Nanoemulsion gels may facilitate transdermal penetration of drugs by influencing the skin condition. Medium and high doses of DES NE gel significantly ameliorated the inflammation and swelling of the ear caused by dermatitis/eczema in mice. In addition, compared with DES gel, skin irritation extent did not increase.
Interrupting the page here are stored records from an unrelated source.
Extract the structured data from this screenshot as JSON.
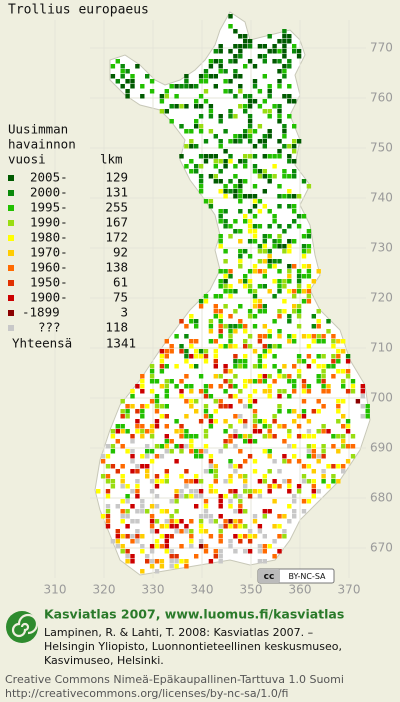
{
  "title": "Trollius europaeus",
  "legend": {
    "heading": [
      "Uusimman",
      "havainnon",
      "vuosi"
    ],
    "count_heading": "lkm",
    "items": [
      {
        "label": "2005-",
        "count": 129,
        "color": "#005a00"
      },
      {
        "label": "2000-",
        "count": 131,
        "color": "#0a8a0a"
      },
      {
        "label": "1995-",
        "count": 255,
        "color": "#22c000"
      },
      {
        "label": "1990-",
        "count": 167,
        "color": "#99dd11"
      },
      {
        "label": "1980-",
        "count": 172,
        "color": "#ffff00"
      },
      {
        "label": "1970-",
        "count": 92,
        "color": "#ffcc00"
      },
      {
        "label": "1960-",
        "count": 138,
        "color": "#ff6a00"
      },
      {
        "label": "1950-",
        "count": 61,
        "color": "#e03000"
      },
      {
        "label": "1900-",
        "count": 75,
        "color": "#cc0000"
      },
      {
        "label": "-1899",
        "count": 3,
        "color": "#8a0000"
      },
      {
        "label": "???",
        "count": 118,
        "color": "#c8c8c8"
      }
    ],
    "total_label": "Yhteensä",
    "total": 1341
  },
  "map": {
    "y_labels": [
      770,
      760,
      750,
      740,
      730,
      720,
      710,
      700,
      690,
      680,
      670
    ],
    "x_labels": [
      310,
      320,
      330,
      340,
      350,
      360,
      370
    ]
  },
  "license_badge": {
    "cc": "cc",
    "terms": "BY-NC-SA"
  },
  "footer": {
    "site": "Kasviatlas 2007, www.luomus.fi/kasviatlas",
    "citation": [
      "Lampinen, R. & Lahti, T. 2008: Kasviatlas 2007. –",
      "Helsingin Yliopisto, Luonnontieteellinen keskusmuseo,",
      "Kasvimuseo, Helsinki."
    ],
    "license": [
      "Creative Commons Nimeä-Epäkaupallinen-Tarttuva 1.0 Suomi",
      "http://creativecommons.org/licenses/by-nc-sa/1.0/fi"
    ]
  }
}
Nanoemulsion gel can be applied to improve the efficacy of drugs with low potency or poor solubility. DES NE gel provides a higher transdermal potential than other delivery systems. In this study, it was found that nanoemulsion gel is a promising percutaneous carrier of DES. DES NE-GEL has a significant curative effect on dermatitis/eczema in a mouse model and is expected to provide a new, efficient, and low toxic preparation for clinical treatment of dermatitis/eczema through the percutaneous system.
地奈德经皮给药无效,因为其溶解度差。作为一种新的经皮给药系统,纳米乳凝胶在药物传递方面优于传统制剂,具有显著优势。我们已经建立了地奈德纳米乳凝胶(DES NE 凝胶)以实现更好的经皮吸收,但仍需要评估其疗效和安全性。本研究旨在提供额外的证据,证明通过纳米乳凝胶改善地奈德的经皮传递的药效学和安全性。
使用地奈德作为参考制剂,评估地奈德纳米乳凝胶的药效学和安全性。为了评估 DES NE 凝胶与地奈德的疗效差异,并确保安全性,我们使用 2,4-二硝基氟苯(DNFB)建立了 KM 小鼠特应性皮炎(AD)模型。采用耳肿胀度、耳质量差、胸腺、脾脏指数和小鼠 HE 常规病理学作为药效学评价指标,新西兰兔表皮刺激试验预测其刺激性。
纳米乳凝胶可能通过影响皮肤状况促进药物的经皮渗透。中高剂量的 DES NE 凝胶可显著改善皮炎/湿疹引起的小鼠耳部炎症和肿胀。此外,与 DES 凝胶相比,皮肤刺激程度并未增加。
纳米乳凝胶可用于提高低效力或溶解度差的药物的疗效。DES NE 凝胶比其他给药系统具有更高的经皮潜力。在这项研究中,发现纳米乳凝胶是地奈德有前途的经皮载体。DES NE-GEL 对小鼠模型中的皮炎/湿疹具有显著疗效,有望通过经皮系统为皮炎/湿疹的临床治疗提供一种新的、高效、低毒的制剂。